Lawrence city officials may be completely justified in requiring developers of a downtown hotel project to survey their site to determine whether it is an unmarked burial ground for several black soldiers killed in Quantrill’s Raid, but the issue should have been raised much earlier in the process.

While city commissioners already had moved ahead to a discussion of major traffic revisions at Ninth and New Hampshire streets, the city’s planning staff was sitting on a letter from the state archeologist that might make developers reconsider their decision to build a hotel project on the southeast corner of that intersection. If the city were going to require developers to incur the additional time and expense of test excavations to look for burial sites at that location, the developers had a right to know that before the project had progressed this far.

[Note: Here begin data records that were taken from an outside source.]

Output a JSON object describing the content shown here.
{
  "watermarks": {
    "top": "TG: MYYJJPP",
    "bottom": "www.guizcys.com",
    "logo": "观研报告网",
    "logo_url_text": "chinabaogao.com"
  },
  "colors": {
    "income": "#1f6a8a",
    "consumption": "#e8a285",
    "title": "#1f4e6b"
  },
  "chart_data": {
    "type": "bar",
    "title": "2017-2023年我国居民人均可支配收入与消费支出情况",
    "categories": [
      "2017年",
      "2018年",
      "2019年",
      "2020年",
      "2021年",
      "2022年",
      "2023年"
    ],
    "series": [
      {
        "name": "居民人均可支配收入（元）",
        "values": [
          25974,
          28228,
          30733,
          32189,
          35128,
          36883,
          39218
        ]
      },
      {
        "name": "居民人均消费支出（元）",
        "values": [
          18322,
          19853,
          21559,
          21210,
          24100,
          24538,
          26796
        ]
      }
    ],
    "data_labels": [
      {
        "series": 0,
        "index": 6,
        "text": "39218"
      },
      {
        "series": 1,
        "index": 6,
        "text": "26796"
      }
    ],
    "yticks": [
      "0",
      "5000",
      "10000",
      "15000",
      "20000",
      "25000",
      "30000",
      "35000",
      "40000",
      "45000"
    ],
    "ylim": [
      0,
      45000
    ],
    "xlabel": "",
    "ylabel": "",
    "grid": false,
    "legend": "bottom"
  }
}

This is the kind of interaction that has caused the city to be criticized as not friendly to business development. One of developers’ most frequent complaints about the city planning process is that the rules keep changing as a project moves forward.

The situation with the possible burial site seems to be largely a matter of poor communication. Several opponents of the hotel project raised the issue during discussions of the project, but neither city commissioners nor the city’s Historic Resources Commission apparently were made aware that the state archeologist had notified City Manager David Corliss back in March that the state wanted to discuss doing test excavations on the site before any development permits were approved. The project has been approved by both the Historic Resources Commission and city commissioners, who also approved a $12 million incentive package for the project in July.

Through all of this process, city planning staff members were saying nothing about the letter from the state archeologist because they had decided that the question didn’t need to be raised until months later when a building permit or site plan for the project was being considered. Now, city officials are saying they are likely to require the developers of the project to do test excavations at the site. It’s easy to understand why developers would be displeased by this prospect. The rules may not have changed during the approval process, but the developers weren’t made aware of this potential wrinkle in a timely manner. Even if planners didn’t mean this to be an impediment, the timing of the excavation requirement gives the impression they are changing the rules or, even worse, seeking to stymie the project.

Lawrence certainly should be conscious and protective of its important history, and examining this site for pre-Civil War remains may be a worthy endeavor, but the manner in which this was handled by the city leaves much to be desired.